I simili casi possono essere citati facilmente dalla Francia. Gli scavi a Solutre hanno reso parecchi frammenti di terraglie gialle e fatte a mano cotte molto insufficientemente; ed altre parti sono state trovate nelle torba-paludi di Bastide de Bearn con le ossa della renna e nei flints funzionati simili a quelli trovati nei depositi quaternari.
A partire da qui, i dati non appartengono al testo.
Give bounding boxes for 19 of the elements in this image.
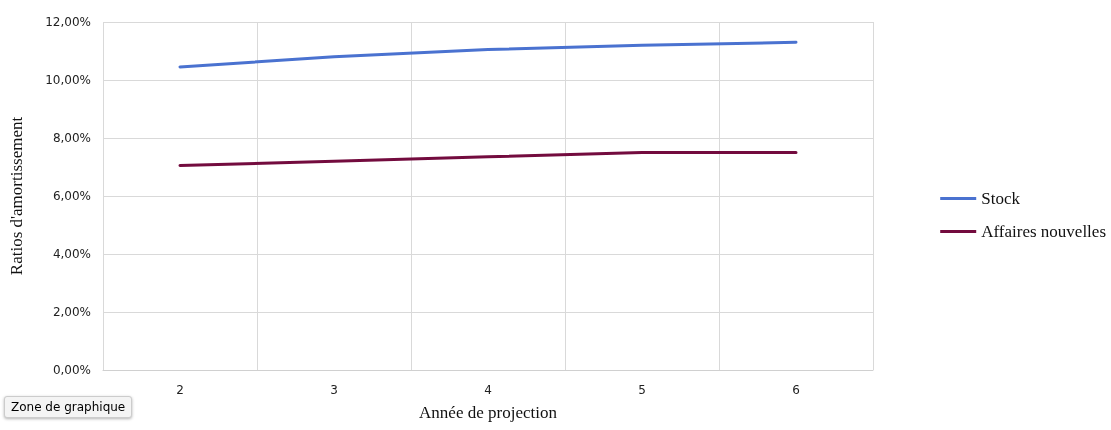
line-series (178, 151, 798, 168)
y-tick-label: 0,00% (52, 363, 91, 377)
y-tick-label: 8,00% (52, 131, 91, 145)
y-tick-label: 10,00% (45, 73, 91, 87)
y-tick-label: 12,00% (45, 15, 91, 29)
x-axis-title: Année de projection (419, 403, 558, 422)
legend-label: Affaires nouvelles (981, 222, 1107, 241)
text: Zone de graphique (4, 396, 133, 418)
y-tick-label: 6,00% (52, 189, 91, 203)
x-tick-label: 5 (638, 383, 646, 397)
y-tick-label: 4,00% (52, 247, 91, 261)
legend-label: Stock (981, 189, 1021, 208)
x-tick-label: 2 (176, 383, 184, 397)
y-axis-title: Ratios d'amortissement (7, 116, 26, 276)
x-tick-label: 3 (330, 383, 338, 397)
y-tick-label: 2,00% (52, 305, 91, 319)
line-series (178, 40, 798, 69)
x-tick-label: 4 (484, 383, 492, 397)
x-tick-label: 6 (792, 383, 800, 397)
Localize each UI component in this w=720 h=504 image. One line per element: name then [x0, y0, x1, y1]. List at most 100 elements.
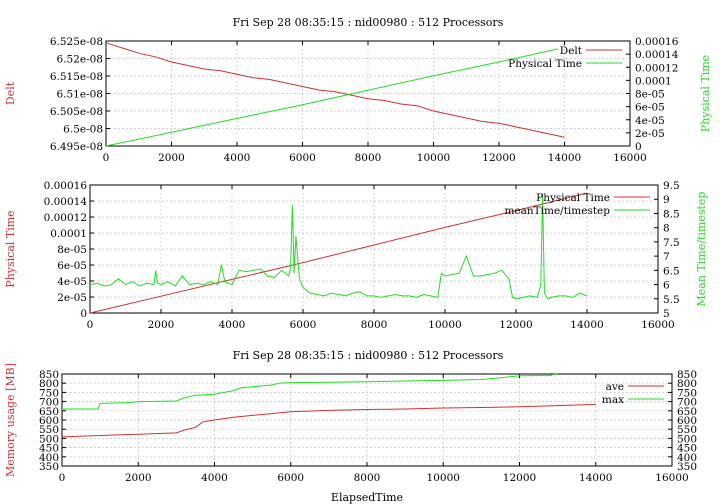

Possiamo aggiungere il che a Lafaye, Bize e le scoperte di Pondre (Hainault) ora sono state fatte di terraglie miste con i resti umani e con quelle degli animali estinti; e nella caverna Argent (Spigole-Alpes) un nuovo tipo, indicato nella fig. 26, è stato trovato quale attenzione speciale di meriti. In giorni più in anticipo della ricerca preistorica la caverna di Nabrigas (Lozere) è stata scavata dal M. Joly, che ha trovato in esso molti frammenti di terraglie. In un volume pubblicato poco prima la sua morte riferisce le circostanze della sua scoperta e sinceramente effettua la relativa autenticità. Gli scavi successivi, fatti nell'ambito del senso dei padroni nella scienza preistorica, avrebbero gettato alcuni dubbi sulle asserzioni fatte dal professore di Toulouse, se millimetro. Martel e Launay non avévano portato in avanti una prova fresca a sostegno di esso. “Sul 30 agosto 1885,„ [98] dicono, “noi ha preso a Nabrigas in un foro profondo, non trattato dagli scavi precedenti e non spostato parallelamente da acqua, da alcune ossa dell'essere umano e da una parte di terraglie con due scheletri del URSUS SPELAEUS. L'umano disossa, della corsa indeterminata, ha incluso un maxillary di sinistra superiore, ancora mantenendo tre denti, un apophysis mastoid incompleto e sette parti dei crani, appartenenti agli individui differenti. La parte di terraglie ha misurato soltanto uno e mezzo da due ed i pollici del quarto; l'argilla è grigia e friabile, limite insieme alle grandi punte di quarzo, mica ed alcune particelle di carbone di legna.„ Non sembrerebbe essere motivo sufficiente mettere in discussione la precisione di una scoperta studiata così con attenzione.